Stable SW-13/V, SW-13/A or SW-13/AM cells were allowed to invade through a Matrigel layer from upper chambers containing serum-free medium to the lower chamber containing 10% FBS medium in BDBiocoat matrigel invasion chambers (BD Biosciences, Bedford, MA). After 24 hours, the Matrigel was removed, and invaded cells were fixed in 3.7% formaldehyde/PBS for 10 minutes, stained with 0.5% crystal violet for 2 hours, and counted using 10X magnification with a light microscope. The Matrigel invasion assay was performed twice in duplicate chambers. In the migration assay, the stably-transfected cells were allowed to migrate through 8 uM pore size modified Boyden Chambers (BD Biosciences, Bedford, MA) from upper chambers containing serum free medium to the lower chamber containing 10% FBS medium. After 4 hours, cells that migrated to the lower side of the membrane towards a higher FBS concentration gradient were fixed in 3.7% formaldehyde/PBS for 10 minutes, stained with 0.5% crystal violet and tabulated in triplicate. For clonogenicity assays, the cells were seeded in 6-well plates in low densities (5000 cells/well) and allowed to grow for 7 days in 400 μg/ml G-418 containing growth medium with a change of medium after 3 days. Cells were washed with PBS, fixed with 3.7% formaldehyde/PBS solution, stained with 0.5% crystal violet, and colonies with 10 +/− 2 cells were counted and averaged from 6 wells after performing the assay in quadruplicate.
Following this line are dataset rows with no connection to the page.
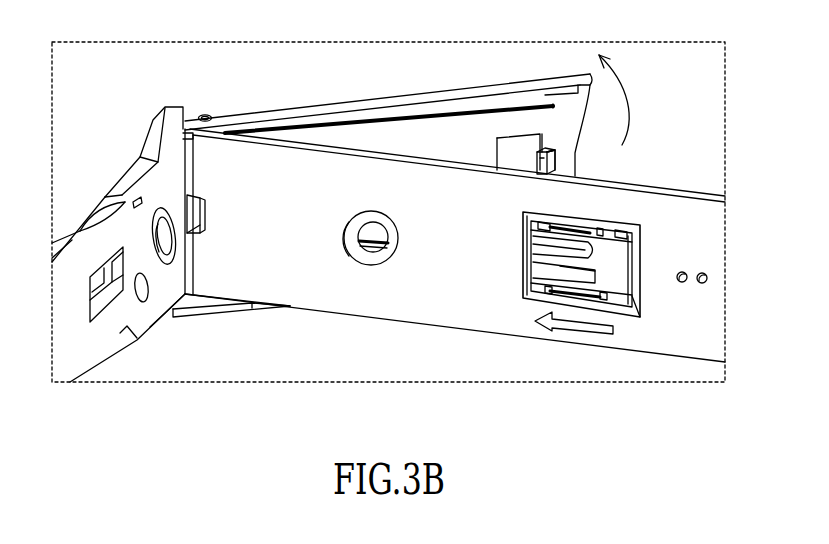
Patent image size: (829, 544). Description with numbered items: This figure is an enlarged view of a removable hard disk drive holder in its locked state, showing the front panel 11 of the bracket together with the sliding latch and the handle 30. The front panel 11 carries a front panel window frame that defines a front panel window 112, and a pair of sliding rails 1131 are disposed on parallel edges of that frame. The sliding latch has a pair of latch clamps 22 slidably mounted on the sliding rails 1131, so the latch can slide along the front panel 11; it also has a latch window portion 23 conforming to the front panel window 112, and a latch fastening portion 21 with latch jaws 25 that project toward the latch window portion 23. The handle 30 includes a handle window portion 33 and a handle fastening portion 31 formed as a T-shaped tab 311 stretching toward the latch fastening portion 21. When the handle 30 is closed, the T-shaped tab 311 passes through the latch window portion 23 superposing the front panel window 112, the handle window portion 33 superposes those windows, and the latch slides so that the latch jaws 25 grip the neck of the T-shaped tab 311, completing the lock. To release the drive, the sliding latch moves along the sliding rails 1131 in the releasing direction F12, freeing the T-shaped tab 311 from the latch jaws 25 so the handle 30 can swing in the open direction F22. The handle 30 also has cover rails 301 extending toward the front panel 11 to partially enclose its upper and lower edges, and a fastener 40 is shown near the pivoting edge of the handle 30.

The front panel 11 is at (645, 210).
The front panel window 112 is at (643, 240).
The sliding rail 1131 is at (643, 297).
The latch fastening portion 21 is at (570, 429).
The latch clamps 22 is at (533, 295).
The latch window portion 23 is at (612, 268).
The latch jaws 25 is at (547, 226).
The handle 30 is at (250, 108).
The cover rails 301 is at (307, 110).
The handle fastening portion 31 is at (500, 227).
The T-shaped tab 311 is at (537, 160).
The handle window portion 33 is at (497, 145).
The pivot screw 40 is at (205, 115).
The releasing direction F12 is at (595, 328).
The open direction F22 is at (632, 100).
Significance of observed differences in sample means was evaluated using independent samples t-tests or ANOVA where appropriate after ensuring normality of distribution (Shapiro-Wilk test) and equivalence of variance (Levene’s test). P-values less than 0.05 were considered to be significant in all cases. Analysis was performed using SPSS v.19 (IBM Corporation, Armonk, NY).
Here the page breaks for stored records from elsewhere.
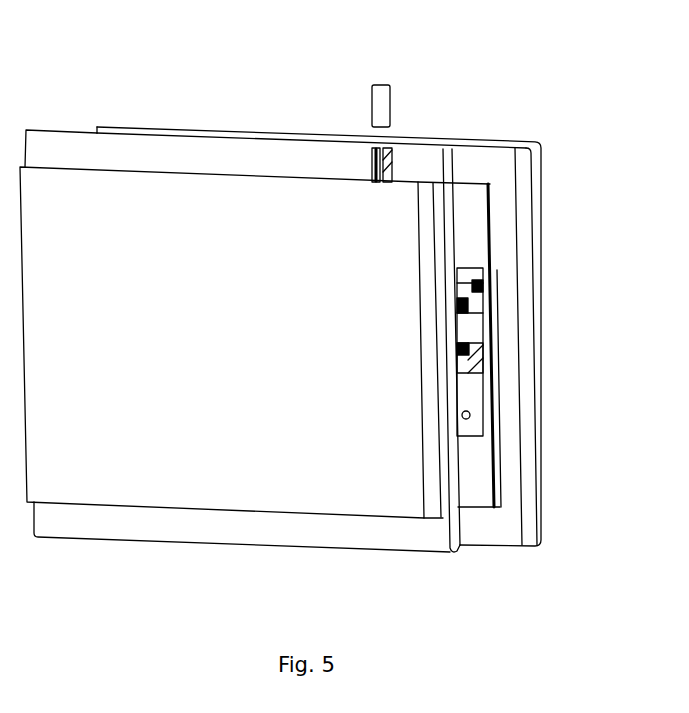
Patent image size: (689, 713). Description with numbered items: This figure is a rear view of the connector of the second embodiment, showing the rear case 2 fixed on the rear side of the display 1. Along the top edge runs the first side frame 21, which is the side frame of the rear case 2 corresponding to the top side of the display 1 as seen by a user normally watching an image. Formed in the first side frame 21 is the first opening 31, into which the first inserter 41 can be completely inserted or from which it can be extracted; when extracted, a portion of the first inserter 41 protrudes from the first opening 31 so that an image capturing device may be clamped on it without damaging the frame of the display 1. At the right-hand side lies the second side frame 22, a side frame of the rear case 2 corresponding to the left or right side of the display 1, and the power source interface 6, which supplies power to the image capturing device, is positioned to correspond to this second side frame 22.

The display 1 is at (533, 163).
The rear case 2 is at (110, 195).
The first side frame 21 is at (233, 153).
The second side frame 22 is at (435, 488).
The first opening 31 is at (387, 157).
The first inserter 41 is at (383, 107).
The power source interface 6 is at (433, 293).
The authors declare that there are no competing interests that could be perceived as prejudicing the impartiality of the reported study.
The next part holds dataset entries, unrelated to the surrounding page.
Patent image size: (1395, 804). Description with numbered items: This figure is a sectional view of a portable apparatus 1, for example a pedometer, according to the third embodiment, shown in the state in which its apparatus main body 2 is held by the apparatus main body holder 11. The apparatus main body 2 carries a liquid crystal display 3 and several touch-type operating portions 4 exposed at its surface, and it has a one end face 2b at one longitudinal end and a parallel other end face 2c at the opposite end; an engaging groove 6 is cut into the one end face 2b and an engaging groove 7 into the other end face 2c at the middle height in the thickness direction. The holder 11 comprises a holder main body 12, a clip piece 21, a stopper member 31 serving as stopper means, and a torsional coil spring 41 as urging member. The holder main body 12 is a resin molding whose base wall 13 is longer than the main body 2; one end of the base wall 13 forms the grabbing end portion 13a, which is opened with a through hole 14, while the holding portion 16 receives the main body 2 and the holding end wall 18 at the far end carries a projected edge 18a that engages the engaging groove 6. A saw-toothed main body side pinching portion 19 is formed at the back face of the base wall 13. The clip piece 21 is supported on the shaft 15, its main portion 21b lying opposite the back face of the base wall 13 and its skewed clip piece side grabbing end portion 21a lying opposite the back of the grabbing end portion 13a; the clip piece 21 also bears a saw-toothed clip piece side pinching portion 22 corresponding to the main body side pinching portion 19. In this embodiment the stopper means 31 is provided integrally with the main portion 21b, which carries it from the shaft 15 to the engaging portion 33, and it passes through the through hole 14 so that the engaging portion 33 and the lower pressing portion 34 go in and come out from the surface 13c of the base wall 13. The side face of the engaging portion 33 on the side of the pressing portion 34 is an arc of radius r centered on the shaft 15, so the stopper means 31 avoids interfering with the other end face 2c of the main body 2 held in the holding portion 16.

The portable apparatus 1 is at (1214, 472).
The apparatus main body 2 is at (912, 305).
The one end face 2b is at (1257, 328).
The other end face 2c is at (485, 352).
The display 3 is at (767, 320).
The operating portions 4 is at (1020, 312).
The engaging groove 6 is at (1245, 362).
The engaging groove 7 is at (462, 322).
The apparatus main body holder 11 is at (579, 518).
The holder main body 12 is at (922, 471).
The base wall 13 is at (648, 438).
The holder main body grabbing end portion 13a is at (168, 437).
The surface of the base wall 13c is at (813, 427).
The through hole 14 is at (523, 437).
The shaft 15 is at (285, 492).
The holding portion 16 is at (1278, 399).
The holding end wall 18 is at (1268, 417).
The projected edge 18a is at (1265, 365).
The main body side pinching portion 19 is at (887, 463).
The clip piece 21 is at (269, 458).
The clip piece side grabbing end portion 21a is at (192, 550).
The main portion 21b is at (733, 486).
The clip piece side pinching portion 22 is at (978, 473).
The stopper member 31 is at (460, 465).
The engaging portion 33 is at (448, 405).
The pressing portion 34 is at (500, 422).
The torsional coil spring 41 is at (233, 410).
T Carling and R Korah conceived, developed, designed and coordinated the study. R Korah performed gene expression studies, IF and IHC. J Healy and J W Kunstman conducted biochemical assays, statistical analyses, provided intellectual input and participated in the preparation of the manuscript. A Ameri participated in the cell culture work. A Fonseca participated in the procurement and processing of fresh-frozen and FFPE specimens. M Prasad provided histopathological expertise and critically revised the manuscript. All authors read and approved the final manuscript.
This work was supported by an Ohse Research Award. T.C. is a Doris Duke-Damon Runyon Clinical Investigator supported in part by the Damon Runyon Cancer Research Foundation and the Doris Duke Charitable Foundation.